Studio album by Icon
- Released: 1984
- Studio: Prairie Sun (Cotati, California)
- Genre: Heavy metal
- Length: 36:49
- Label: Capitol
- Producer: Mike Varney

Icon chronology
|  | Icon (1984) | Night of the Crime (1985) |

Singles from Icon
- "On Your Feet" / "Hot Desert Night" Released: 1984; "(Rock On) Through the Night" / "World War" Released: 1984;

= Icon (Icon album) =

Icon is the debut studio album by American rock band Icon, released in 1984 by Capitol Records.
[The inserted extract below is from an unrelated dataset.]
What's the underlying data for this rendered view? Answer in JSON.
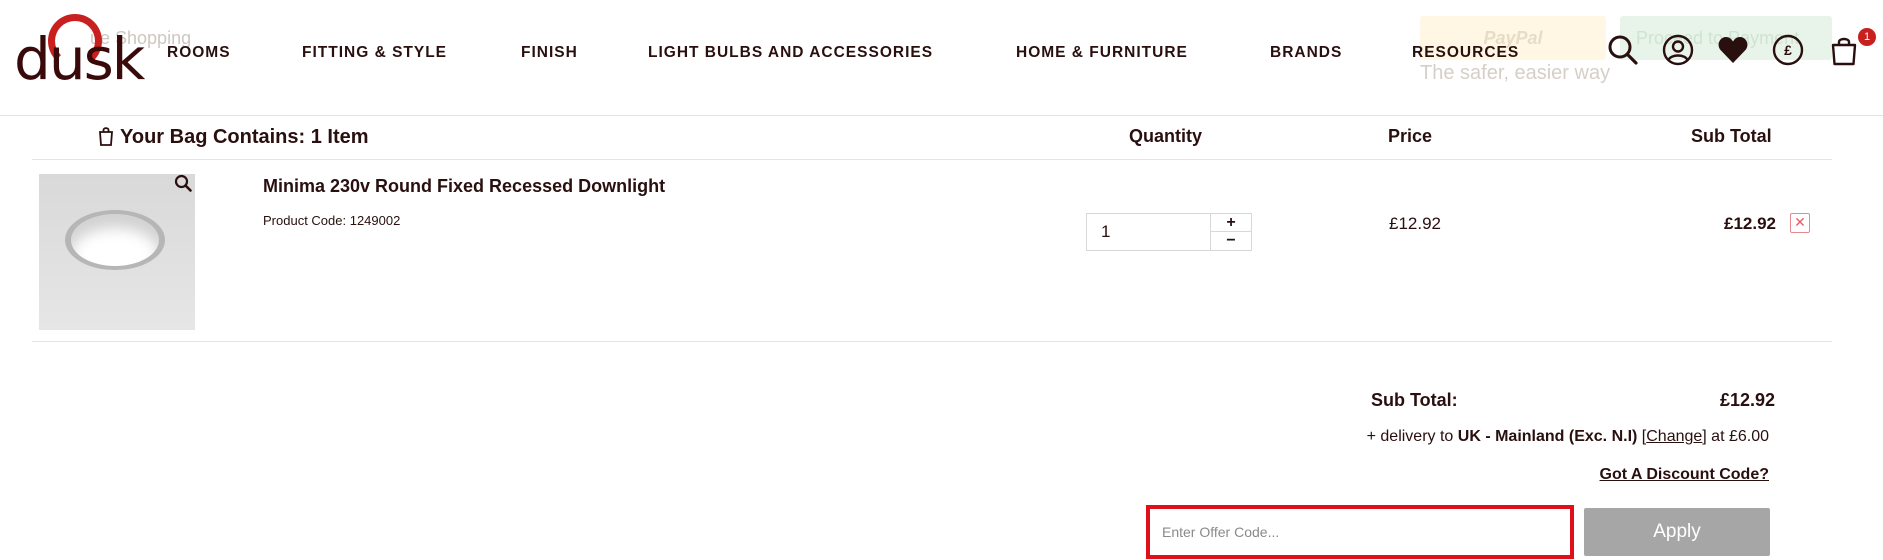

It included their biggest metal radio hit song, "On Your Feet". It is considered a dynamic record in the same melodic heavy metal vein traditional of Dokken. The album debuted on the Billboard 200 chart on June 9, 1984, at #194, and reached #190 on June 16, 1984, a week later.

The album was recorded mostly in the summer of 1983, with three additional songs "World War", "Killer Machine" and "Rock'N Roll Maniac" recorded in the winter to replace the two "weakest" songs to make a stronger album.

The band toured the United States extensively to support the album, mainly headlining big clubs but also playing with other bands such as Accept and Autograph.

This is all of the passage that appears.